Optus hits back at Telstra 5G claims

Optus has said its spectrum holdings and 'advanced planning' means it will launch services in January, with an update coming in September after a live showcase of 5G in April; however, it added that with no commercial 5G devices, 'no network provider can claim leadership at this time'.

Optus has refuted Telstra's claims of being the first Australian carrier to launch a 5G network, saying it had already showcased a live network earlier this year.

"Optus publicly demonstrated its 5G capability in April at its 5G Live showcase during the 2018 Gold Coast Commonwealth Games, which combined state-of-the-art 5G use cases and 8K video streaming on the go on Optus' live 5G trial indoor and outdoor network, in addition to achieving speeds of 16Gbps," Optus Networks MD Dennis Wong said.

"Furthermore, the lack of commercially available 5G devices means that no network provider can claim leadership at this time."

Optus had showcased its 5G capabilities during the Commonwealth Games, with CEO Allen Lew at the time outlining the company's 5G roadmap in an interview with ZDNet.

"With our substantial spectrum holdings compared to our competitor and our advanced planning, Optus is confident in its ability to deliver commercial 5G services in January 2019. We will update the market on our plans in early September," Wong added on Thursday.

Wong's comments followed Telstra on Wednesday announcing the switch-on of its 5G network in the Gold Coast, with Australia's largest telecommunications carrier saying it will send live over 500 "5G-capable" mobile sites by the end of the year.

During Telstra's FY18 financial results call on Thursday morning, Telstra CEO Andy Penn told ZDNet that while 5G handsets will not be ready until next year, having the 5G network live means Telstra will be able to fully test the devices as they do become available.

"What we're really doing is we're starting to roll out 5G to make sure that our network is 5G-ready ... ultimately, we need the handset manufacturers, the big companies around the world, to be making compatible 5G devices -- but our network is essentially ready, so we can start trialling and testing those as they come through," Penn told ZDNet.

"So we're basically rolling out a number of sites, and we'll expect to have 200, and that is across the nation, by the end of the calendar year, and absolutely we are working with Ericsson, they've obviously been a long-term partner with us.

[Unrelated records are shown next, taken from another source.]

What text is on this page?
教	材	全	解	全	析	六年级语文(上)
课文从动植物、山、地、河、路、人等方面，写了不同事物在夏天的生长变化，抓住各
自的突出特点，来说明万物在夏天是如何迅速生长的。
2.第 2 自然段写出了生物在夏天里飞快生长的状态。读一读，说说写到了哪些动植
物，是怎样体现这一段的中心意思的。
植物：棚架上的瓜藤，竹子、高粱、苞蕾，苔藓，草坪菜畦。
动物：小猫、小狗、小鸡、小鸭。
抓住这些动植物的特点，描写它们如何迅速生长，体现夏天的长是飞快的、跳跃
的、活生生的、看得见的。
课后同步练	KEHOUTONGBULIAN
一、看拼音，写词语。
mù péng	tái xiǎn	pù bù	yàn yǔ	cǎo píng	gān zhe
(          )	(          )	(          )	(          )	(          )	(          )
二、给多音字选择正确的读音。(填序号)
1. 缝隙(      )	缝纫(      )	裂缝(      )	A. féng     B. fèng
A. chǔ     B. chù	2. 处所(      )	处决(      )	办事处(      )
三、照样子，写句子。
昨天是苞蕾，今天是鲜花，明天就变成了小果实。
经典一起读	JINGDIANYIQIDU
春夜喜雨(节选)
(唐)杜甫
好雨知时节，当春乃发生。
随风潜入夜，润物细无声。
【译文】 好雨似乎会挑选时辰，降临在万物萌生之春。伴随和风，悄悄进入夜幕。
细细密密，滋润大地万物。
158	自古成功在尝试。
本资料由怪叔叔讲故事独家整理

I won't comment on whether we're working with other parties as well, as we're obviously in a pretty critically and strategically sensitive time for 5G competitively, but I'm really pleased with some of the things that we're doing in 5G.

"This is going to be an exciting opportunity for Telstra, and an exciting opportunity for telcos, and this is about getting the technology right, being in a leadership position, and that's exactly what we're doing."

Penn added to ZDNet that the 200 5G area launches by the end of calendar 2018 will be in both metro and regional areas.

Telstra had last month announced making a 5G data call across a commercial mobile network in partnership with Intel and Ericsson using the 5G non-standalone (NSA) network at Telstra's 5G Innovation Centre in the Gold Coast.

Back in November, Telstra had similarly announced completing the world's first 5G data call using 26GHz millimetre-wave (mmWave) spectrum on its production core network.

In March, Telstra also announced switching on the world's first 5G-enabled Wi-Fi hotspots in the Gold Coast, with the idea to bring 5G out of the lab to test in the real world while working around the lack of compatible devices.

"We all know that devices for 5G won't become available until next year at best, and we were saying, 'well, how can we do something that effectively works around the limitations of no 5G devices'," Telstra's outgoing head of Networks Mike Wright told ZDNet earlier this year.

"So we came up with the idea of saying, 'well why not use all the existing devices, they've all got Wi-Fi on them, and what we've done effectively is put multiple Wi-Fi hotspots into a 5G modem. So it's not about the individual hotspots getting 5G speeds; it's about a lot of users connected to those hotpsots generating lots of traffic that's going through one 5G device.

"It's like a super hotspot we've built out of 5G."

Optus' road to 5G saw it begin switching on its 4.5G network in February last year, followed by the addition of Massive Multiple-Input Multiple-Output (Massive MIMO) and three-cell carrier aggregation to 4G at the end of last year.

Optus had in February announced that it will begin rolling out its 5G network across Australia in early 2019 in an aim to launch a fixed-wireless product in "key metro areas", following its first 5G trial with Huawei back in November 2016.

The trial was conducted as part of Optus' parent company Singtel's memorandum of understanding (MOU) with Huawei; however, Optus had also signed an MOU with Nokia back in 2016 to collaborate on developing a 5G network, under which it undertook closed lab tests using Nokia's 5G radio test bed on its Airscale product, as well as narrowband Internet of Things (NB-IoT) tests.